DESCRIBING ELASTICITY Inelastic - A change in price causes a relatively smaller change in demand or supply. These goods are less sensitive to price change. For example: A 5% increase in price results in a 1% decrease in demand.
RELATIVE ELASTICITY OF DEMAND Brand Name Chocolate Bars Gas Electricity Salt Bread Milk Instant Coffee Movie Tickets Live Theatre Cars
FACTORS AFFECTING ELASTICITY OF DEMAND Essentials vs. Non-Essentials - goods and service that satisfy needs tend to be inelastic, while those that satisfy wants are elastic. Relative Cost - goods or services that take up a very small percentage of household income tend to be inelastic (e.g., chocolate bar), while those that take up a higher percentage tend to be elastic (e.g., vacation travel).
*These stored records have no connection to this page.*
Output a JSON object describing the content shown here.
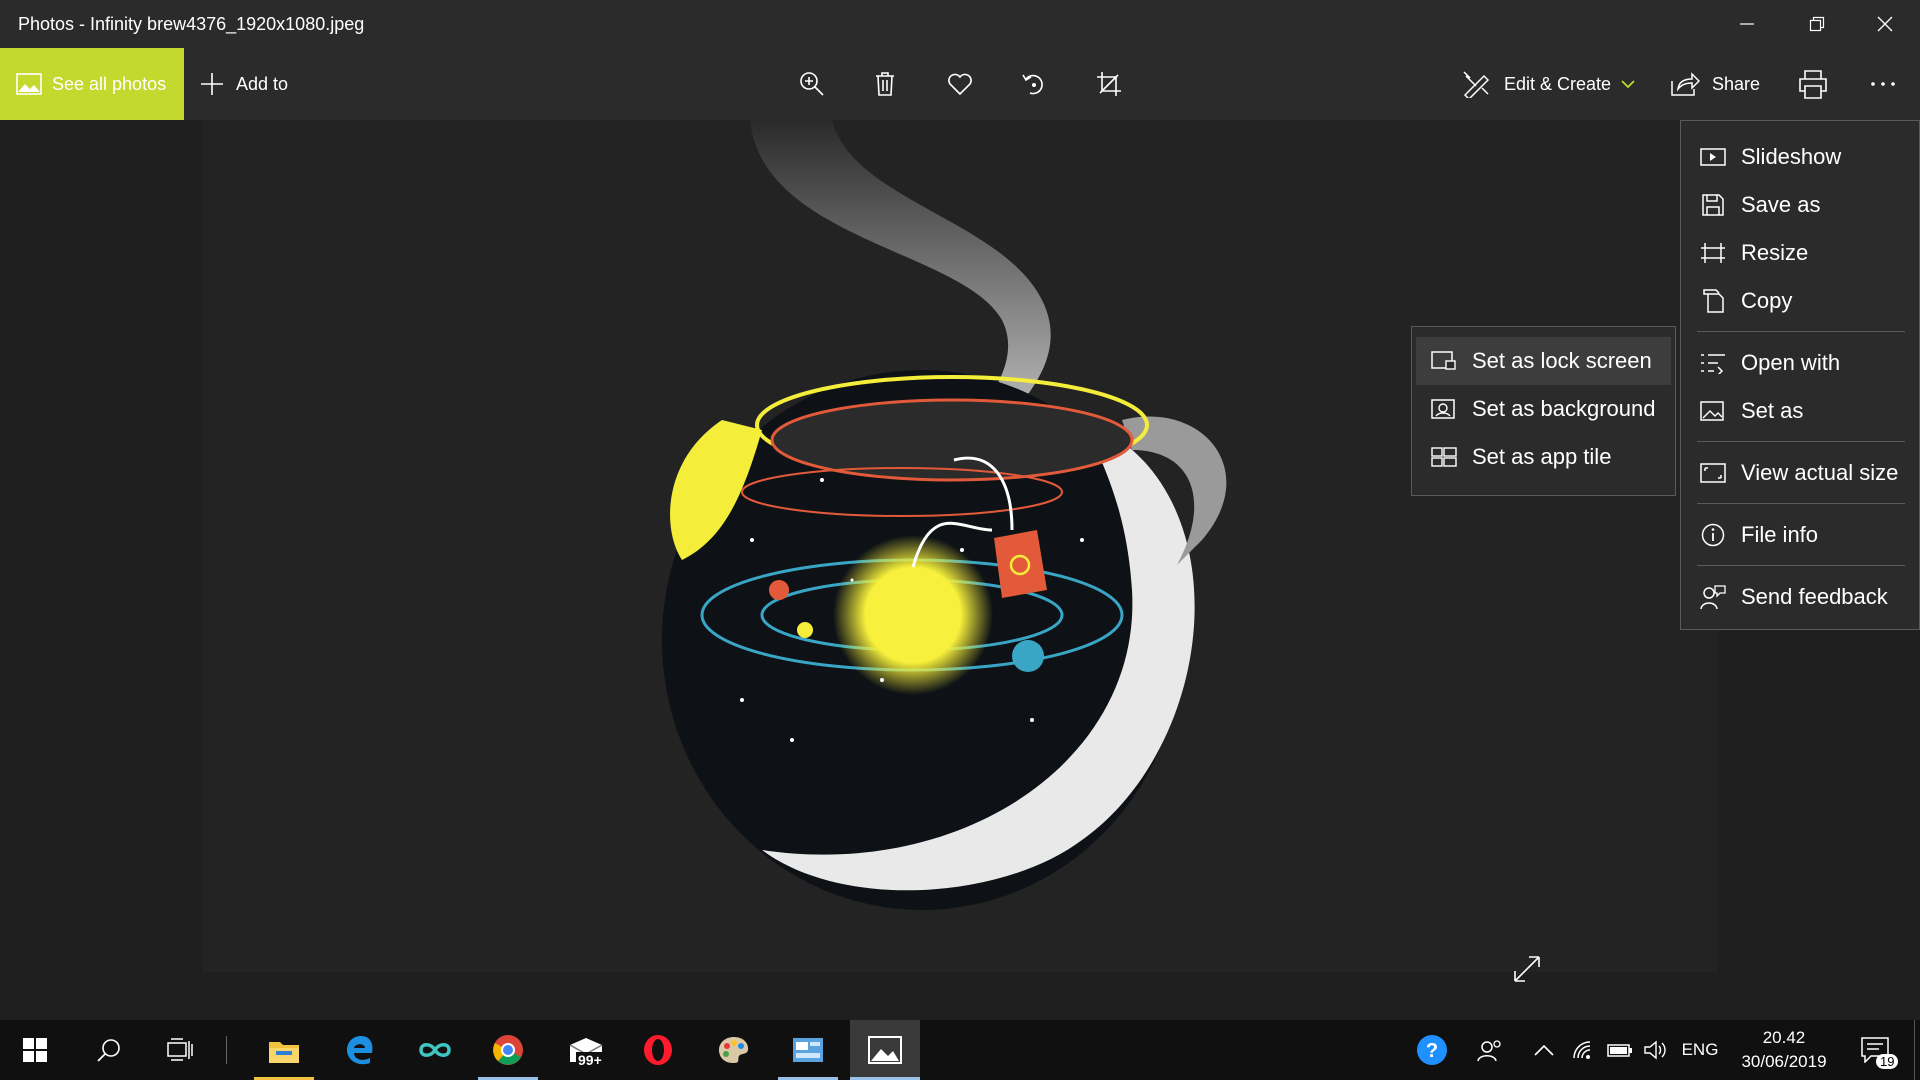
{
  "window": {
    "title": "Photos - Infinity brew4376_1920x1080.jpeg",
    "controls": [
      "minimize-icon",
      "restore-icon",
      "close-icon"
    ]
  },
  "toolbar": {
    "see_all_label": "See all photos",
    "add_to_label": "Add to",
    "tools": [
      "zoom-in-icon",
      "delete-icon",
      "favorite-icon",
      "rotate-icon",
      "crop-icon"
    ],
    "edit_create_label": "Edit & Create",
    "share_label": "Share",
    "accent_color": "#c4d82d"
  },
  "more_menu": {
    "items": [
      {
        "label": "Slideshow",
        "icon": "slideshow-icon"
      },
      {
        "label": "Save as",
        "icon": "save-icon"
      },
      {
        "label": "Resize",
        "icon": "resize-icon"
      },
      {
        "label": "Copy",
        "icon": "copy-icon"
      },
      {
        "label": "Open with",
        "icon": "open-with-icon"
      },
      {
        "label": "Set as",
        "icon": "set-as-icon"
      },
      {
        "label": "View actual size",
        "icon": "actual-size-icon"
      },
      {
        "label": "File info",
        "icon": "info-icon"
      },
      {
        "label": "Send feedback",
        "icon": "feedback-icon"
      }
    ]
  },
  "set_as_submenu": {
    "items": [
      {
        "label": "Set as lock screen",
        "icon": "lock-screen-icon",
        "highlighted": true
      },
      {
        "label": "Set as background",
        "icon": "background-icon"
      },
      {
        "label": "Set as app tile",
        "icon": "app-tile-icon"
      }
    ]
  },
  "taskbar": {
    "apps": [
      "file-explorer-icon",
      "edge-icon",
      "infinity-app-icon",
      "chrome-icon",
      "mail-icon",
      "opera-icon",
      "paint-icon",
      "control-panel-icon",
      "photos-icon"
    ],
    "mail_badge": "99+",
    "language": "ENG",
    "time": "20.42",
    "date": "30/06/2019",
    "notification_count": "19"
  }
}
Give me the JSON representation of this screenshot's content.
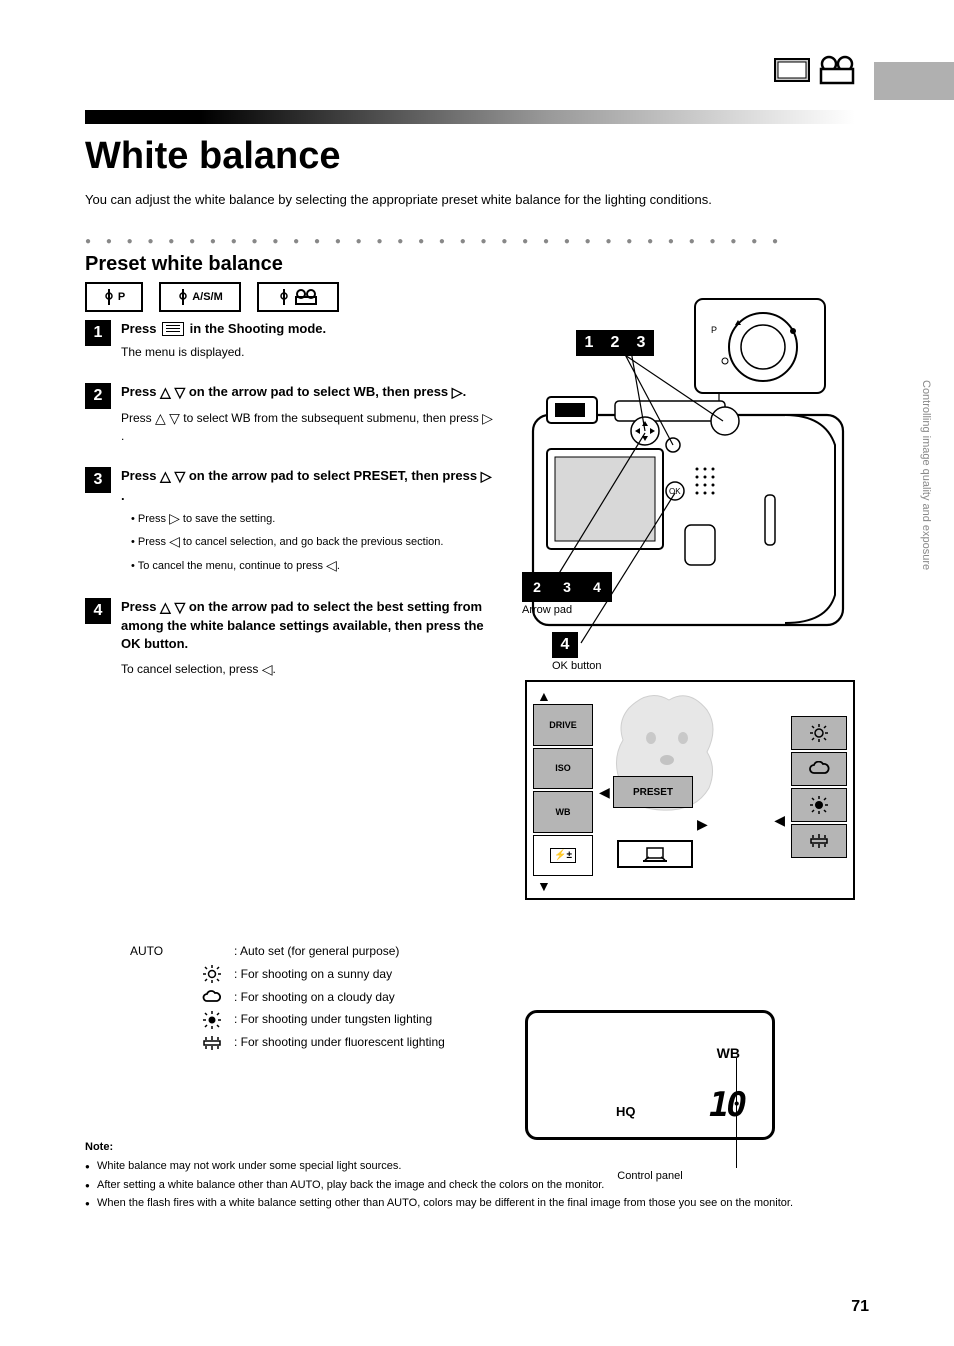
{
  "header": {
    "title": "White balance"
  },
  "intro": "You can adjust the white balance by selecting the appropriate preset white balance for the lighting conditions.",
  "preset": {
    "heading": "Preset white balance"
  },
  "dialPositions": [
    "P",
    "A/S/M",
    "movie"
  ],
  "steps": {
    "s1": {
      "main": "Press            in the Shooting mode.",
      "sub": "The menu is displayed."
    },
    "s2": {
      "main": "Press △ ▽ on the arrow pad to select WB, then press ▷.",
      "sub": "Press △ ▽ to select WB from the subsequent submenu, then press ▷."
    },
    "s3": {
      "main": "Press △ ▽ on the arrow pad to select PRESET, then press ▷.",
      "bullets": [
        "Press ▷ to save the setting.",
        "Press ◁ to cancel selection, and go back the previous section.",
        "To cancel the menu, continue to press ◁."
      ]
    },
    "s4": {
      "main": "Press △ ▽ on the arrow pad to select the best setting from among the white balance settings available, then press the OK button.",
      "sub": "To cancel selection, press ◁."
    }
  },
  "callouts": {
    "a": "1",
    "b": "2",
    "c": "3",
    "d": "4",
    "arrowPad": "Arrow pad",
    "okBtn": "OK button"
  },
  "settings": [
    {
      "label": "AUTO",
      "icon": "",
      "desc": ": Auto set (for general purpose)"
    },
    {
      "label": "",
      "icon": "sun",
      "desc": ": For shooting on a sunny day"
    },
    {
      "label": "",
      "icon": "cloud",
      "desc": ": For shooting on a cloudy day"
    },
    {
      "label": "",
      "icon": "bulb",
      "desc": ": For shooting under tungsten lighting"
    },
    {
      "label": "",
      "icon": "fluor",
      "desc": ": For shooting under fluorescent lighting"
    }
  ],
  "menuScreen": {
    "col1": [
      "DRIVE",
      "ISO",
      "WB",
      "FLASH"
    ],
    "center": {
      "wb": "PRESET",
      "drive": "drive"
    },
    "col3": [
      "sun",
      "cloud",
      "bulb",
      "fluor"
    ]
  },
  "controlPanel": {
    "wb": "WB",
    "hq": "HQ",
    "count": "10",
    "caption": "Control panel"
  },
  "notes": {
    "label": "Note:",
    "items": [
      "White balance may not work under some special light sources.",
      "After setting a white balance other than AUTO, play back the image and check the colors on the monitor.",
      "When the flash fires with a white balance setting other than AUTO, colors may be different in the final image from those you see on the monitor."
    ]
  },
  "pageNumber": "71",
  "sideText": "Controlling image quality and exposure"
}
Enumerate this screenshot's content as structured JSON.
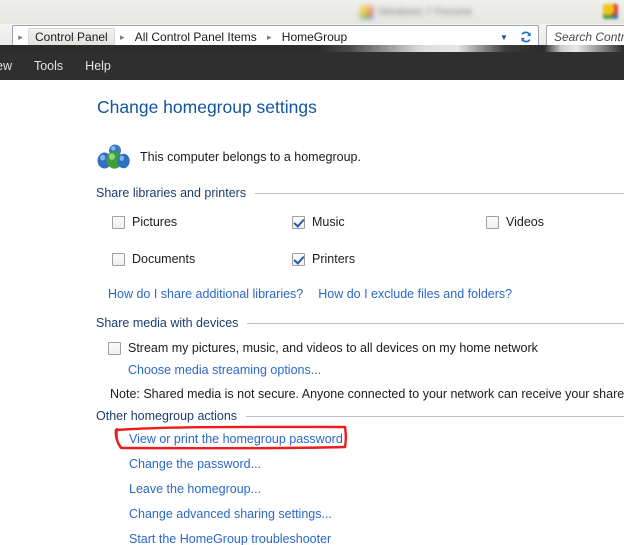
{
  "browser": {
    "tab_title": "Windows 7 Forums",
    "favicon_icon": "multicolor-favicon-icon"
  },
  "explorer": {
    "breadcrumb": {
      "name": "breadcrumb",
      "items": [
        "Control Panel",
        "All Control Panel Items",
        "HomeGroup"
      ],
      "separator_icon": "chevron-right-icon",
      "dropdown_icon": "chevron-down-icon",
      "refresh_icon": "refresh-icon"
    },
    "search": {
      "placeholder": "Search Contr",
      "icon": "search-icon"
    },
    "menubar": [
      "ew",
      "Tools",
      "Help"
    ]
  },
  "page": {
    "title": "Change homegroup settings",
    "status": {
      "icon": "homegroup-icon",
      "text": "This computer belongs to a homegroup."
    },
    "sections": {
      "libraries": {
        "heading": "Share libraries and printers",
        "checkboxes": [
          {
            "label": "Pictures",
            "checked": false
          },
          {
            "label": "Music",
            "checked": true
          },
          {
            "label": "Videos",
            "checked": false
          },
          {
            "label": "Documents",
            "checked": false
          },
          {
            "label": "Printers",
            "checked": true
          }
        ],
        "links": [
          "How do I share additional libraries?",
          "How do I exclude files and folders?"
        ]
      },
      "media": {
        "heading": "Share media with devices",
        "stream_checkbox": {
          "label": "Stream my pictures, music, and videos to all devices on my home network",
          "checked": false
        },
        "link": "Choose media streaming options...",
        "note": "Note: Shared media is not secure. Anyone connected to your network can receive your shared me"
      },
      "other": {
        "heading": "Other homegroup actions",
        "links": [
          "View or print the homegroup password",
          "Change the password...",
          "Leave the homegroup...",
          "Change advanced sharing settings...",
          "Start the HomeGroup troubleshooter"
        ]
      }
    }
  },
  "annotation": {
    "shape": "red-rectangle-highlight",
    "color": "#ee1c1c",
    "targets": "View or print the homegroup password"
  },
  "colors": {
    "title_blue": "#11559e",
    "link_blue": "#2a68c8",
    "section_heading": "#1d3d6e",
    "annotation_red": "#ee1c1c",
    "menubar_bg": "#2f2f2f"
  }
}
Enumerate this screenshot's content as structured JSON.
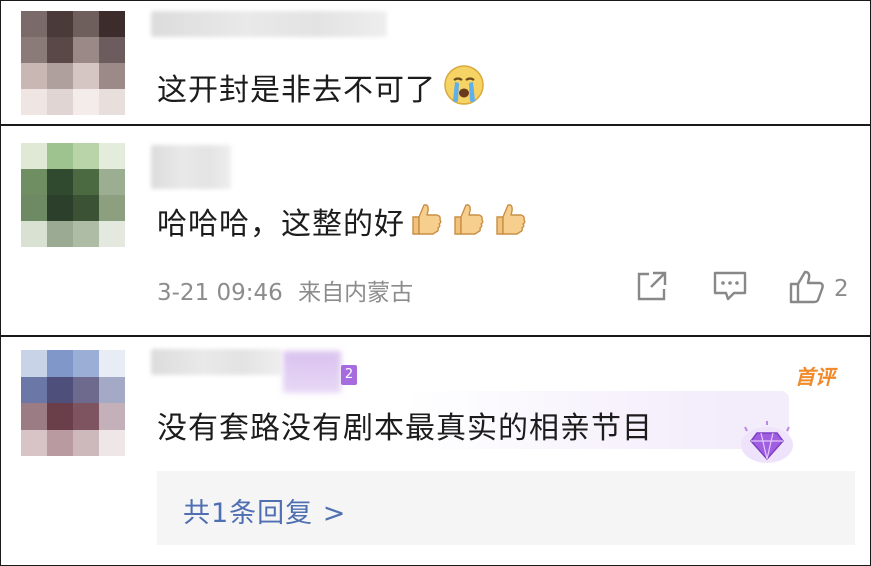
{
  "comments": [
    {
      "text": "这开封是非去不可了",
      "emoji": [
        "crying-face-icon"
      ],
      "avatar_colors": [
        "#7a6a6a",
        "#4a3a3a",
        "#6f5f5c",
        "#3d2c2c",
        "#8a7a78",
        "#5a4848",
        "#9a8986",
        "#6d5c5e",
        "#c8b7b3",
        "#b0a09d",
        "#d6c6c3",
        "#9b8a88",
        "#efe6e4",
        "#e1d5d3",
        "#f3eceb",
        "#e8dfdd"
      ]
    },
    {
      "text": "哈哈哈，这整的好",
      "emoji": [
        "thumbs-up-icon",
        "thumbs-up-icon",
        "thumbs-up-icon"
      ],
      "timestamp": "3-21 09:46",
      "location": "来自内蒙古",
      "likes": "2",
      "avatar_colors": [
        "#dfe9d6",
        "#9ec38e",
        "#b9d4a8",
        "#e4ecdc",
        "#6f8f62",
        "#2f4a2e",
        "#4c6a42",
        "#9cae92",
        "#6e8a64",
        "#2b3f2a",
        "#3b5234",
        "#8ca07f",
        "#d9e2d2",
        "#9bab93",
        "#aebca6",
        "#e3e9de"
      ]
    },
    {
      "text": "没有套路没有剧本最真实的相亲节目",
      "level": "2",
      "top_tag": "首评",
      "reply_link": "共1条回复 >",
      "avatar_colors": [
        "#c8d3e8",
        "#7f98c9",
        "#9aaed6",
        "#e7ecf5",
        "#6b77a6",
        "#4e4f7a",
        "#6d6a8e",
        "#a4aac6",
        "#9b7c85",
        "#6a3f4a",
        "#7e5460",
        "#c4b0b8",
        "#d8c4c6",
        "#b89aa0",
        "#cdb8bb",
        "#efe6e8"
      ]
    }
  ],
  "colors": {
    "accent_link": "#4f6fb2",
    "top_tag": "#f08a2a",
    "level_badge": "#a76be0",
    "meta": "#8c8c8c"
  }
}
Substitutes - goods or services that have easily available alternatives tend to be elastic (e.g., fast food), and vice versa. Time - the more time a consumer has available to acquire, the more likely it is that they will find a substitute, thus increasing elasticity.
GRAPHING ELASTICITY OF DEMAND Flat, almost horizontal slope. A slight increase in price can trigger a massive reduction in quantity demanded. This may be due to availability of many substitutes and because the item is not considered essential (want). Very steep slope. The change in price will have very little effect on the quantity transacted. This may be due to the item being essential (need) or a lack of substitutes available.
GRAPHING ELASTICITY OF SUPPLY Have a flatter, almost horizontal slope Small increases in prices can trigger massive increases in the quantity supplied Very steep slope Massive price increase will increase the quantity supplied only by a small amount.
FACTORS AFFECTING THE ELASTICITY OF SUPPLY Capacity - does the producer have the means to produce more; for example, could the factory add an extra shift? Product Longevity - can the item produced be stored in a warehouse and sold later; for example, unsold canoes could be stored until next summer, but many types of produce (breads, fruit, vegetables, etc..) cannot be stored for very long before spoiling. Time - how much time does the producer need to increase supply? For example, to increase the production of naturally grown Christmas trees would take several years.
SITUATION QUESTIONS. A REVIEW. 1. Is gasoline inelastic or elastic? Why? 2. Are plane tickets inelastic or elastic? Why? 3. Are funerals inelastic or elastic? Why? 4. Are ambulance trips inelastic or elastic? Why? 5. Is toilet tissue inelastic or elastic? Why? 6. Is bread inelastic or elastic? Why? 7. Is milk inelastic or elastic? Why? 8. Are cigarettes inelastic or elastic? Why?